La conclusione del rapporto con il Pordenone da parte dell'ormai ex direttore di campo (poi ds) in procinto di seguire Giorgio Zamuner a Padova, aveva un po' rallentato la trattativa fra le parti. Problema risolto negli ultimi giorni. La spinta a trovare l'accordo è arrivata direttamente dal Consiglio Federale della Figc che la scorsa estate inserito nelle Licenze Nazionali per l’ammissione ai Campionati Professionistici 2015/2016, l’impegno a tesserare, all’interno del proprio settore giovanile, almeno 20 calciatrici Under 12.
Il progetto della Figc si sviluppa su un percorso quinquennale al termine del quale ogni società "pro" avrà l'obbligo di avere una struttura completa (dalla Scuola Calcio alla categoria Allievi) dedicata al calcio femminile per ogni società di serie A e B. Per la Lega Pro venne invece concesso un anno di proroga. Dalla stagione 16-17 però, salvo ulteriori rinvii, anche la terza serie dovrà cominciare ad adeguarsi.
"Sarà - spiega Antonino Colle - una sorta di affiliazione. Noi (Graphistudio Pordenone Calcio Femminile, ndr) abbiamo già tutta la struttura necessaria dalle giovanili (Esordioni, ndr) a una prima squadra giovane (età media 21 anni, ndr) che ha concluso la stagione al quinto posto in serie B. Porteremo con noi i nostri sponsor e le nostre risorse".

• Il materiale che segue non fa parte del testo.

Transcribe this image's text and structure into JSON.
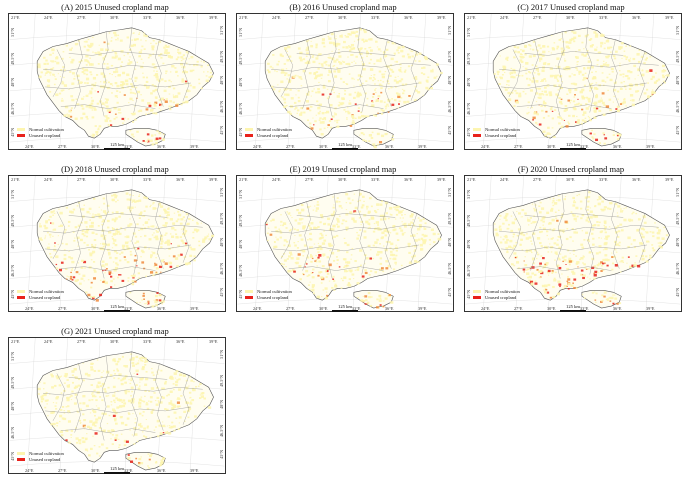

Dato l'obbligo federale al quale deve sottoporsi il Pordenone, quali saranno i vantaggi per la Graphistudio? "Innanzi tutto - risponde Colle - i nostri tecnici avranno la possibilità di confrontarsi con una struttura tecnica di primo livello come quella del Pordenone. Speriamo poi di poter condividere il De Marchi (attualmente la prima squadra si allena sui rettangoli di Borgomeduna e le giovanili su quello del San Francesco, ndr). In un futuro, compatibilmente con gli impegni "spezzatino" del Pordenone, speriamo anche di poter rientrare al Bottecchia".
La Graphistudio venne "sfrattata" dal velodromo tre stagioni orsono e trovò ospitalità nella struttura di via Mamaluch del S.A. Porcia. "Infine, grazie anche a questo accordo - conclude con un sorriso Antonello Colle - speriamo un giorno non troppo lontano, di tornare nel torneo di serie A".